Abstract: We present an approach to renormalized second-order Green's function perturbation theory (GF2) which avoids all dependency on continuous variables, grids or explicit Green's functions, and is instead formulated entirely in terms of static quantities and wave functions. Correlation effects from MP2 diagrams are iteratively incorporated to modify the underlying spectrum of excitations by coupling the physical system to fictitious auxiliary degrees of freedom, allowing for the single-particle orbitals to delocalize into this additional space. The overall approach is shown to be rigorously $\mathcal{O}[N^5]$, after an appropriate compression of this auxiliary space. This is achieved via a novel scheme which ensures that a desired number of moments of the underlying occupied and virtual spectra are conserved in the compression, allowing a rapid and systematically improvable convergence to the limit of the effective dynamical resolution.

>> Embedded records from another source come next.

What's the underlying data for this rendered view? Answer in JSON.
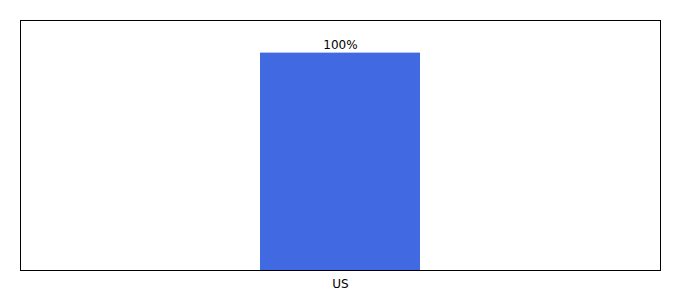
{
  "chart_data": {
    "type": "bar",
    "categories": [
      "US"
    ],
    "values": [
      100
    ],
    "value_labels": [
      "100%"
    ],
    "data_labels": true,
    "color": "#4169e1",
    "ylim": [
      0,
      115
    ],
    "tick_labels": "x"
  }
}
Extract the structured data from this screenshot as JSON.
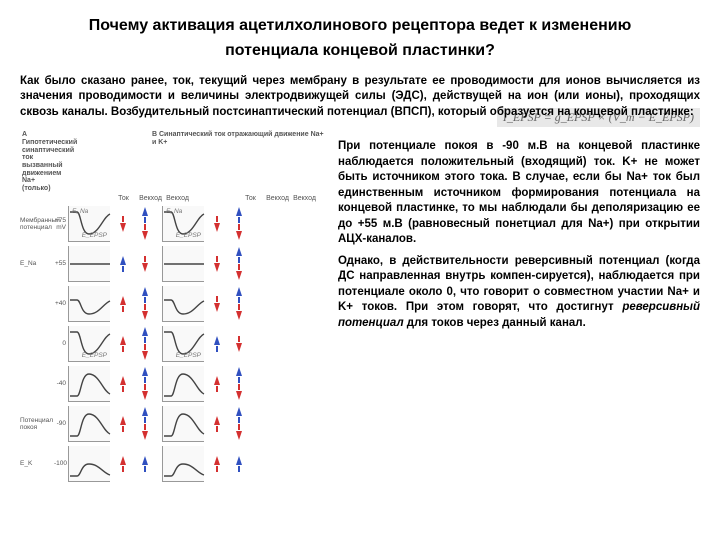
{
  "title_line1": "Почему активация ацетилхолинового рецептора ведет к изменению",
  "title_line2": "потенциала концевой пластинки?",
  "intro": "Как было сказано ранее, ток, текущий через мембрану в результате ее проводимости для ионов вычисляется из значения проводимости и величины электродвижущей силы (ЭДС), действущей на ион (или ионы), проходящих сквозь каналы. Возбудительный постсинаптический потенциал (ВПСП), который образуется на концевой пластинке:",
  "formula": "I_EPSP = g_EPSP × (V_m − E_EPSP)",
  "side_p1": "При потенциале покоя в -90 м.В на концевой пластинке наблюдается положительный (входящий) ток. K+ не может быть источником этого тока. В случае, если бы Na+ ток был единственным источником формирования потенциала на концевой пластинке, то мы наблюдали бы деполяризацию ее до +55 м.В (равновесный понетциал для Na+) при открытии АЦХ-каналов.",
  "side_p2_a": "Однако, в действительности реверсивный потенциал (когда ДС направленная внутрь компен-сируется), наблюдается при потенциале около 0, что говорит о совместном участии Na+ и K+ токов. При этом говорят, что достигнут ",
  "side_p2_em": "реверсивный потенциал",
  "side_p2_b": " для токов через данный канал.",
  "figure": {
    "head_a": "A  Гипотетический синаптический ток вызванный движением Na+ (только)",
    "head_b": "B  Синаптический ток отражающий движение Na+ и K+",
    "sub_head": [
      "Ток",
      "Векход",
      "Векход",
      "Ток",
      "Векход",
      "Векход"
    ],
    "rows": [
      {
        "label": "Мембранный потенциал",
        "val": "+75 mV",
        "shape": "down",
        "arA": [
          "r_dn",
          "b_up",
          "r_dn"
        ],
        "arB": [
          "r_dn",
          "b_up",
          "r_dn"
        ],
        "e1": "E_Na",
        "e2": "E_EPSP"
      },
      {
        "label": "E_Na",
        "val": "+55",
        "shape": "flat",
        "arA": [
          "b_up",
          "r_dn"
        ],
        "arB": [
          "r_dn",
          "b_up",
          "r_dn"
        ]
      },
      {
        "label": "",
        "val": "+40",
        "shape": "downS",
        "arA": [
          "r_up",
          "b_up",
          "r_dn"
        ],
        "arB": [
          "r_dn",
          "b_up",
          "r_dn"
        ]
      },
      {
        "label": "",
        "val": "0",
        "shape": "down",
        "arA": [
          "r_up",
          "b_up",
          "r_dn"
        ],
        "arB": [
          "b_up",
          "r_dn"
        ],
        "e2": "E_EPSP"
      },
      {
        "label": "",
        "val": "-40",
        "shape": "up",
        "arA": [
          "r_up",
          "b_up",
          "r_dn"
        ],
        "arB": [
          "r_up",
          "b_up",
          "r_dn"
        ]
      },
      {
        "label": "Потенциал покоя",
        "val": "-90",
        "shape": "up",
        "arA": [
          "r_up",
          "b_up",
          "r_dn"
        ],
        "arB": [
          "r_up",
          "b_up",
          "r_dn"
        ]
      },
      {
        "label": "E_K",
        "val": "-100",
        "shape": "upS",
        "arA": [
          "r_up",
          "b_up"
        ],
        "arB": [
          "r_up",
          "b_up"
        ]
      }
    ],
    "colors": {
      "red": "#d43030",
      "blue": "#3050c0",
      "trace": "#444"
    }
  }
}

The approach is found to then allow for the qualitative description of stronger correlation effects, avoiding the divergences of MP2, as well as its orbital-optimized version. On application to the G1 test set, we find that modifications to only up to the third spectral moment of the underlying spectrum from which the double excitations are built is required for accurate energetics, even in strongly correlated regimes. This is beyond simple self-consistent changes to the density matrix of the system, but far from requiring a description of the full dynamics of the frequency-dependent self-energy.